Defense Secretary Robert Gates urged Middle East nations to support the fight against terror Saturday then traveled to Iraq to meet with commanders as the U.S. prepares to cut its troops levels and begin to pull forces out of the cities.
The unannounced visit to Iraq on Saturday comes as President-elect Barack Obama prepares to take office and begin to implement what many expect will be an accelerated withdrawal of troops. During Obama’s presidential campaign, he said he wanted combat troops out of Iraq in 16 months, but he has also said he would listen to the advice of his commanders on the ground.
A security agreement between the U.S. and Iraq mandates that combat forces leave the cities by next June, and leave Iraq in three years.
By LOLITA C. BALDOR, Associated Press Writer
U.S. Defense Secretary Robert Gates arrives at the Ritz-Carlton Hotel and Spa in Manama, Bahrain, where the International Institute for Strategic Studies is opening a regional security summit, Friday, Dec. 12, 2008. Gates met briefly with other senior officials participating in the Manama Dialogue, where Gulf Arab states’ concerns about Persian Iran as well as piracy and maritime security are expected to be among concerns addressed.(AP Photo/Hasan Jamali)
Earlier in Bahrain, Gates urged Middle East nations to help fight the spread of violent extremism by funding and training Afghan security forces and reaching out more aggressively to the fledgling government in Iraq.

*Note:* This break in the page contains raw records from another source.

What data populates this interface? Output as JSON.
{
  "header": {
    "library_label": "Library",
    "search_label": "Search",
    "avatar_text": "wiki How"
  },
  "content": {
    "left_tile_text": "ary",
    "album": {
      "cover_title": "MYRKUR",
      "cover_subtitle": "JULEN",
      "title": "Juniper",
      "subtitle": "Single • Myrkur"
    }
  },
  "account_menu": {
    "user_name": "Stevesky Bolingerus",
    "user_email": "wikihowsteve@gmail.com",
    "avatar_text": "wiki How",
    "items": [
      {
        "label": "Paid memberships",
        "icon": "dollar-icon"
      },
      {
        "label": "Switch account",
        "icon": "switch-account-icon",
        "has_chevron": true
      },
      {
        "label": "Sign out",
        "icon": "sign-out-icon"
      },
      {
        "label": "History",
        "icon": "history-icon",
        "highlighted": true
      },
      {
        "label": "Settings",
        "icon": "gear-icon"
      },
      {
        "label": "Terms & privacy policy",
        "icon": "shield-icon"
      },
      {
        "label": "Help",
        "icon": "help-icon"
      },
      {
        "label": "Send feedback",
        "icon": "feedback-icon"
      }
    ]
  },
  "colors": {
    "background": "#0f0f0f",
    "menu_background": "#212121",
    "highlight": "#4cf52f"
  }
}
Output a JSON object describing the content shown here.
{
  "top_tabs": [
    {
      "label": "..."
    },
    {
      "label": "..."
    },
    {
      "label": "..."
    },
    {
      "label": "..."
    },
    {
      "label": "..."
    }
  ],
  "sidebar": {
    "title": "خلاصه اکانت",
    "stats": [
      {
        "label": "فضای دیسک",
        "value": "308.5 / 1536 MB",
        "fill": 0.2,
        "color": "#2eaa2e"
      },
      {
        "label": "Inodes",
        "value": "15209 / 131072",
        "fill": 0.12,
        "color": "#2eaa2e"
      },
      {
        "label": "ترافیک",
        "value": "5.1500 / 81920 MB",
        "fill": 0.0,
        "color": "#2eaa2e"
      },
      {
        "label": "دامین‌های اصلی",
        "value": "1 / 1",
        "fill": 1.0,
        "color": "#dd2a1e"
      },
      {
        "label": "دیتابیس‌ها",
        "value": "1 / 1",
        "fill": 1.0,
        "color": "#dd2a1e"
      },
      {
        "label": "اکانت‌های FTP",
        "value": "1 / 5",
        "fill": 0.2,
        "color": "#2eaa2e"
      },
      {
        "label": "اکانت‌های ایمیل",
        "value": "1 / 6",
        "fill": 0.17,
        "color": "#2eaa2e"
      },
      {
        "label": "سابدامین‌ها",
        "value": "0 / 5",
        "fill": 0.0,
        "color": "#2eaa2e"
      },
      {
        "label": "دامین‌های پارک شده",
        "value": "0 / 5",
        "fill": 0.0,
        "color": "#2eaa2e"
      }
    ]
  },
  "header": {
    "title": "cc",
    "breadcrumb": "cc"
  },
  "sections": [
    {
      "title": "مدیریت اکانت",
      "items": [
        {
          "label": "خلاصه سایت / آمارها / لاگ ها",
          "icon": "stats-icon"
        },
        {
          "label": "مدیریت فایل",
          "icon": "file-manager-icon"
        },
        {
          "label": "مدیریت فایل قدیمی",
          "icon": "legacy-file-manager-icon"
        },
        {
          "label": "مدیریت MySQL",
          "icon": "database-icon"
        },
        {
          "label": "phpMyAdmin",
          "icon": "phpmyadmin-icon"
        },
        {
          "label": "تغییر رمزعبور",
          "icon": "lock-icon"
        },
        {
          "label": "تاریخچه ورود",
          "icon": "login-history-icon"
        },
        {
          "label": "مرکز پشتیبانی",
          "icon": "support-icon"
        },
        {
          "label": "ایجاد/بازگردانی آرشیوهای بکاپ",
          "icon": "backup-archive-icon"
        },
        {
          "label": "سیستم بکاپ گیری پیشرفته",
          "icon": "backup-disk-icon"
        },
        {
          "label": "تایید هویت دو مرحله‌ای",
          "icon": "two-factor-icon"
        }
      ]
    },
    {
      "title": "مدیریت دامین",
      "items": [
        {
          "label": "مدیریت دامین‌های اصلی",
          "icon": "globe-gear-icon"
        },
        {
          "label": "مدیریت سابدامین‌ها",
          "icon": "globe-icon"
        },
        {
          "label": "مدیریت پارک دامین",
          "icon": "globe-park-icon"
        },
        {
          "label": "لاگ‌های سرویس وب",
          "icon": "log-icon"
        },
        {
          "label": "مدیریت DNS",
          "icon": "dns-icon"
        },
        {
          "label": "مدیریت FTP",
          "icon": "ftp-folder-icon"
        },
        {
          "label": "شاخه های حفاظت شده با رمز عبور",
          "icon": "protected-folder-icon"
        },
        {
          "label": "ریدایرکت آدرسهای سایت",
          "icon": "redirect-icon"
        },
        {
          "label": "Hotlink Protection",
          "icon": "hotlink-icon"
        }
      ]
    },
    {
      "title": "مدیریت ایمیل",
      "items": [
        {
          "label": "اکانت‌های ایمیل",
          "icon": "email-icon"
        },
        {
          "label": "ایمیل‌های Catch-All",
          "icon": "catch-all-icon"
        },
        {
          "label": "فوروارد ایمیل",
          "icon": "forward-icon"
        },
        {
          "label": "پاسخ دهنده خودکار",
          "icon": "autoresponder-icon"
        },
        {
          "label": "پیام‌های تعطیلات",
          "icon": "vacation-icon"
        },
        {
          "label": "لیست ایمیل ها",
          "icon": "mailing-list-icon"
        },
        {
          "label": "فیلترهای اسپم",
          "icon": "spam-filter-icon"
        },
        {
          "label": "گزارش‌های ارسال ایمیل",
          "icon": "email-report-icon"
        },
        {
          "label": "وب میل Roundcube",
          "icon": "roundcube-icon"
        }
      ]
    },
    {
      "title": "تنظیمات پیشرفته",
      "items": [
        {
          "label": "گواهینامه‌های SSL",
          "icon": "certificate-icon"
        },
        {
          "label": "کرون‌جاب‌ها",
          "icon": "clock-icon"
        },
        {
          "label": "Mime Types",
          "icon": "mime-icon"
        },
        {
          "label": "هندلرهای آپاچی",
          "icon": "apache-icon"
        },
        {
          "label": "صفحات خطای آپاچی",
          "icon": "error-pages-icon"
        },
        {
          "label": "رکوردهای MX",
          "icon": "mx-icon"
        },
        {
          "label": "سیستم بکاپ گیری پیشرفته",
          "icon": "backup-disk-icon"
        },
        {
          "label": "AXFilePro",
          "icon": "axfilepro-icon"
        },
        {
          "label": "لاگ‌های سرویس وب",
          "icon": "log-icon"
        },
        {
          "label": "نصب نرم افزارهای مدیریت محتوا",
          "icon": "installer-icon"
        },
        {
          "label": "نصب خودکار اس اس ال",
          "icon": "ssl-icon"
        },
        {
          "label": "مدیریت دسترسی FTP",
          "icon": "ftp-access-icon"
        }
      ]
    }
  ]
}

Gates also assured the gathering of Persian Gulf leaders in Bahrain that Obama will continue the U.S. commitment to the Middle East, including efforts to fight terrorism and develop a two-state solution between Israel and the Palestinians.
And as the lone Republican holdover from the Bush Cabinet to the Obama team, Gates issued a public warning that any effort by terrorists to test the new administration would be a mistake because there has been extensive planning to ensure a smooth transition.